Globally, we are facing an unprecedented healthcare crisis. However, New Zealand’s situation is much worse because of the government’s unfathomable decision to upend our health system, centralising everything, with officials and consultants running the show.
With Rob Campbell – who bravely took on the health reform challenge – now out the door, we’re all seeing behind the curtain of Oz, but it’s all jibber jabber that ignores the real state of affairs.
In December 2019, NZ had 253 people waiting more than 12 months for their first specialist assessment.
By June 2022, this number had jumped to 4,255 people and while Te Whatu Ora - Health NZ is squirrelly about the latest stats, recent reports suggest that things are getting much worse very quickly.
There are many other appalling stats.
The health reforms rollout began almost two years ago, were in place nine months ago and have had no positive impact whatsoever. In fact, the impact is generally negative, with leadership chaos across the sector.
The district health boards (DHBs) are now gone and the ability to make regional/local decisions has also disappeared.
Previous minister of health Andrew Little’s refusal at the time to acknowledge that NZ's health system is in crisis is akin to former US President Donald Trump’s election denials.
Boxing on with the current half-baked plan will have serious consequences for the health of New Zealanders. The current crisis is heading towards a catastrophe, with the likelihood of tens of thousands of people experiencing avoidable serious illnesses, significant loss in quality of life or early death.
Simply put, Labour’s consultancy-driven reforms make Russian President Vladimir Putin’s Ukraine invasion plans look well thought through. It is time to call a timeout on the health reforms. They should be the next to go on to prime minister Chris Hipkins’ policy bonfire.
Many people will say that healthcare is facing challenges worldwide, and this is indeed true. Two years of covid lockdowns and mask-wearing not only protected populations from the virus but also other bugs. They are now making up for lost time, as seen with the high rate of respiratory illnesses in the United States.
Many health conditions also went undiagnosed or untreated and populations worldwide are now sicker. This increased demand has resulted in a healthcare logjam.
Patients can wait for two weeks or more just to see their GP, if they can see them at all. ED departments are overflowing. Hospitals can’t cope, etc.
A totally nebulous construct
In the midst of this health crisis, it beggars belief that Little decided to completely upend our healthcare system with the biggest changes in 20-plus years.
Leading into the 1999 election, the Labour party campaigned on Annette King’s well-thought-out health strategy to decentralise healthcare and provide more local input and control.
Post-election, this strategy was carefully rolled out.
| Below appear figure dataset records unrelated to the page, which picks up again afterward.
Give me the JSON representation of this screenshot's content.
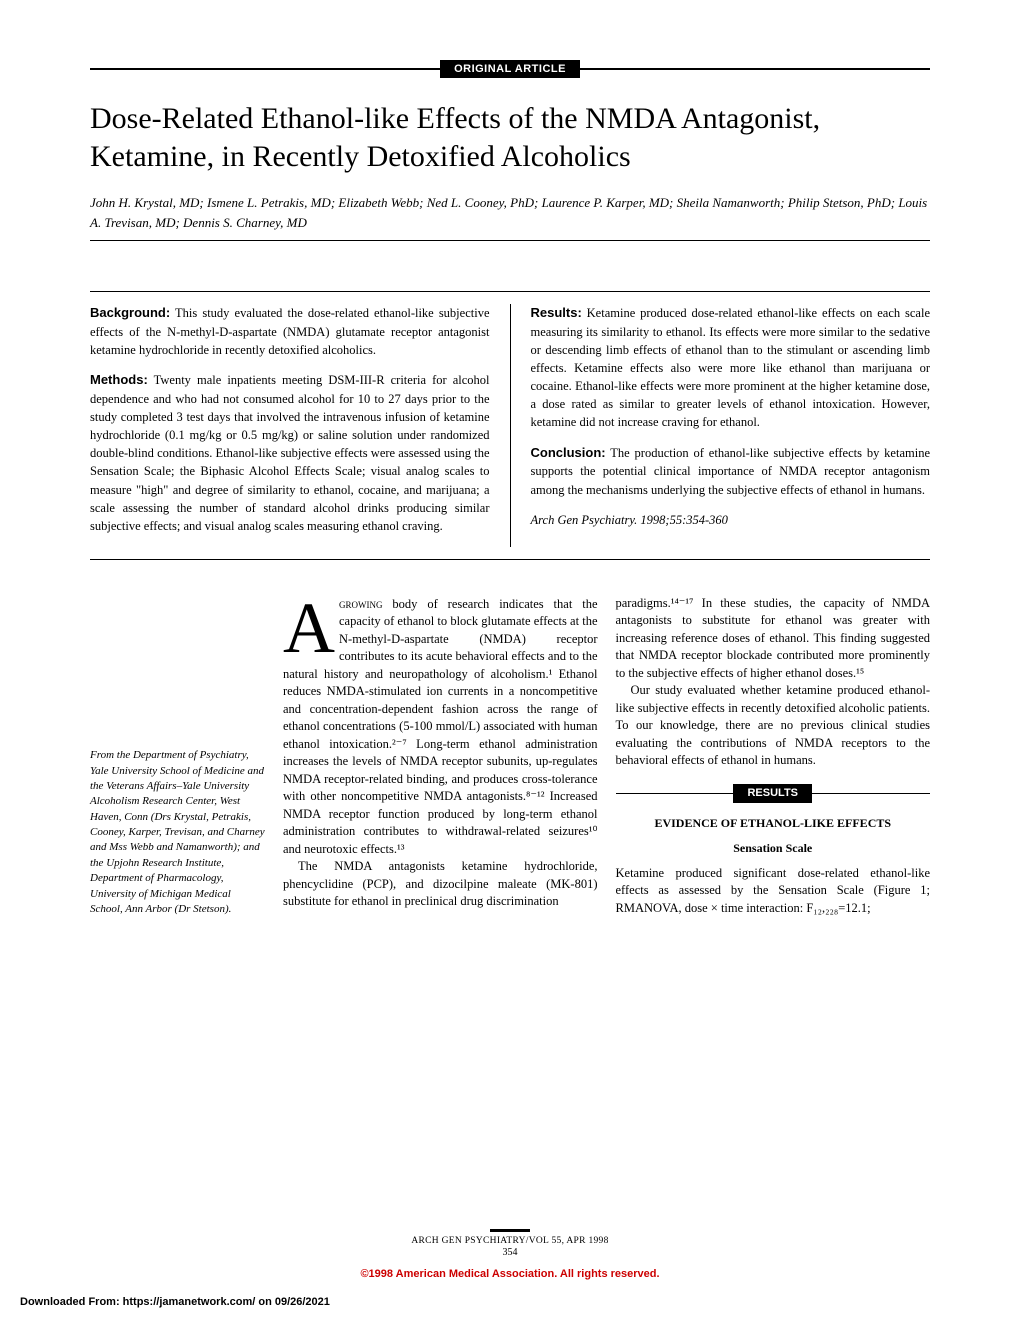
{
  "article_type": "ORIGINAL ARTICLE",
  "title": "Dose-Related Ethanol-like Effects of the NMDA Antagonist, Ketamine, in Recently Detoxified Alcoholics",
  "authors": "John H. Krystal, MD; Ismene L. Petrakis, MD; Elizabeth Webb; Ned L. Cooney, PhD; Laurence P. Karper, MD; Sheila Namanworth; Philip Stetson, PhD; Louis A. Trevisan, MD; Dennis S. Charney, MD",
  "abstract": {
    "background_label": "Background:",
    "background_text": " This study evaluated the dose-related ethanol-like subjective effects of the N-methyl-D-aspartate (NMDA) glutamate receptor antagonist ketamine hydrochloride in recently detoxified alcoholics.",
    "methods_label": "Methods:",
    "methods_text": " Twenty male inpatients meeting DSM-III-R criteria for alcohol dependence and who had not consumed alcohol for 10 to 27 days prior to the study completed 3 test days that involved the intravenous infusion of ketamine hydrochloride (0.1 mg/kg or 0.5 mg/kg) or saline solution under randomized double-blind conditions. Ethanol-like subjective effects were assessed using the Sensation Scale; the Biphasic Alcohol Effects Scale; visual analog scales to measure \"high\" and degree of similarity to ethanol, cocaine, and marijuana; a scale assessing the number of standard alcohol drinks producing similar subjective effects; and visual analog scales measuring ethanol craving.",
    "results_label": "Results:",
    "results_text": " Ketamine produced dose-related ethanol-like effects on each scale measuring its similarity to ethanol. Its effects were more similar to the sedative or descending limb effects of ethanol than to the stimulant or ascending limb effects. Ketamine effects also were more like ethanol than marijuana or cocaine. Ethanol-like effects were more prominent at the higher ketamine dose, a dose rated as similar to greater levels of ethanol intoxication. However, ketamine did not increase craving for ethanol.",
    "conclusion_label": "Conclusion:",
    "conclusion_text": " The production of ethanol-like subjective effects by ketamine supports the potential clinical importance of NMDA receptor antagonism among the mechanisms underlying the subjective effects of ethanol in humans.",
    "citation": "Arch Gen Psychiatry. 1998;55:354-360"
  },
  "affiliation": "From the Department of Psychiatry, Yale University School of Medicine and the Veterans Affairs–Yale University Alcoholism Research Center, West Haven, Conn (Drs Krystal, Petrakis, Cooney, Karper, Trevisan, and Charney and Mss Webb and Namanworth); and the Upjohn Research Institute, Department of Pharmacology, University of Michigan Medical School, Ann Arbor (Dr Stetson).",
  "body": {
    "dropcap": "A",
    "col1_p1": " body of research indicates that the capacity of ethanol to block glutamate effects at the N-methyl-D-aspartate (NMDA) receptor contributes to its acute behavioral effects and to the natural history and neuropathology of alcoholism.¹ Ethanol reduces NMDA-stimulated ion currents in a noncompetitive and concentration-dependent fashion across the range of ethanol concentrations (5-100 mmol/L) associated with human ethanol intoxication.²⁻⁷ Long-term ethanol administration increases the levels of NMDA receptor subunits, up-regulates NMDA receptor-related binding, and produces cross-tolerance with other noncompetitive NMDA antagonists.⁸⁻¹² Increased NMDA receptor function produced by long-term ethanol administration contributes to withdrawal-related seizures¹⁰ and neurotoxic effects.¹³",
    "smallcaps_word": "growing",
    "col1_p2": "The NMDA antagonists ketamine hydrochloride, phencyclidine (PCP), and dizocilpine maleate (MK-801) substitute for ethanol in preclinical drug discrimination",
    "col2_p1": "paradigms.¹⁴⁻¹⁷ In these studies, the capacity of NMDA antagonists to substitute for ethanol was greater with increasing reference doses of ethanol. This finding suggested that NMDA receptor blockade contributed more prominently to the subjective effects of higher ethanol doses.¹⁵",
    "col2_p2": "Our study evaluated whether ketamine produced ethanol-like subjective effects in recently detoxified alcoholic patients. To our knowledge, there are no previous clinical studies evaluating the contributions of NMDA receptors to the behavioral effects of ethanol in humans.",
    "results_header": "RESULTS",
    "subsection1": "EVIDENCE OF ETHANOL-LIKE EFFECTS",
    "subsection2": "Sensation Scale",
    "col2_p3": "Ketamine produced significant dose-related ethanol-like effects as assessed by the Sensation Scale (Figure 1; RMANOVA, dose × time interaction: F₁₂,₂₂₈=12.1;"
  },
  "footer": {
    "journal": "ARCH GEN PSYCHIATRY/VOL 55, APR 1998",
    "page": "354",
    "copyright": "©1998 American Medical Association. All rights reserved.",
    "download": "Downloaded From: https://jamanetwork.com/ on 09/26/2021"
  }
}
The DHBs and primary health organisations (PHOs) they created have served us well and King will go down as one of the best health ministers in recent times.
By contrast, Little did not campaign for the abolition of King’s legacy. Instead, he announced his plan after the election and rushed into place the ill-conceived half-finished plan.
The 40 well-established, competently run PHOs that were doing good work are now sidelined and will be superseded/replaced by 80 localities which are a totally nebulous construct.
No one knows how they will interact with well-established local groups such as PHOs, non-government organisations and iwi groups.
Will funding move from these groups to the locality? What will a locality actually do and be responsible for?
Te Whatu Ora said it has “commissioned an external agency to undertake a three-year Learning and Insights Programme” to figure out what localities are. Clearly some consultant's genius idea ...
The list of unanswered questions regarding localities goes on and on, which is absolutely mind-boggling when they are a key underpinning of Labour's $6 billion health plan.
A new plan is needed
Why has the government embarked on this Don Quixote-like adventure, completely dismantling our health system without a good plan to replace it?
The only justification that I can find in the media is something referred to as ‘postcode lottery’ healthcare, which means patients in some areas get better healthcare than those living elsewhere.
The government's magical thinking is that if Wellington decides everything and localities arrive in three years, then everyone will somehow get the healthcare of the better postcodes.
But a far more likely outcome is that New Zealanders will have three years of chaos and end up with the healthcare of the less good postcodes or even worse.
It is puzzling as to why there hasn't been more scrutiny of this illogical spin and how so many have swallowed this nonsense, hook, line and sinker.
Those who wax lyrical about the reforms should be challenged to explain in detail exactly how they will work and the reasons for their positivity.
The one ray of promise is Te Aka Whai Ora - Māori Health Authority and the focus on better healthcare for lower socio-economic regions that are today missing out.
However, there are already local Māori and other health providers doing fantastic work. Perhaps all we need to do is give these already established groups more money.
A detailed postmortem of these health reforms will be done in the future, I am sure, but this is beyond the scope of today's article.
In the meantime, NZ health urgently needs a plan to reset. Over the coming week, I hope to table a proposal on what could be done next.
Meanwhile, my previous advice stands: stay healthy, as now is not the time to get sick.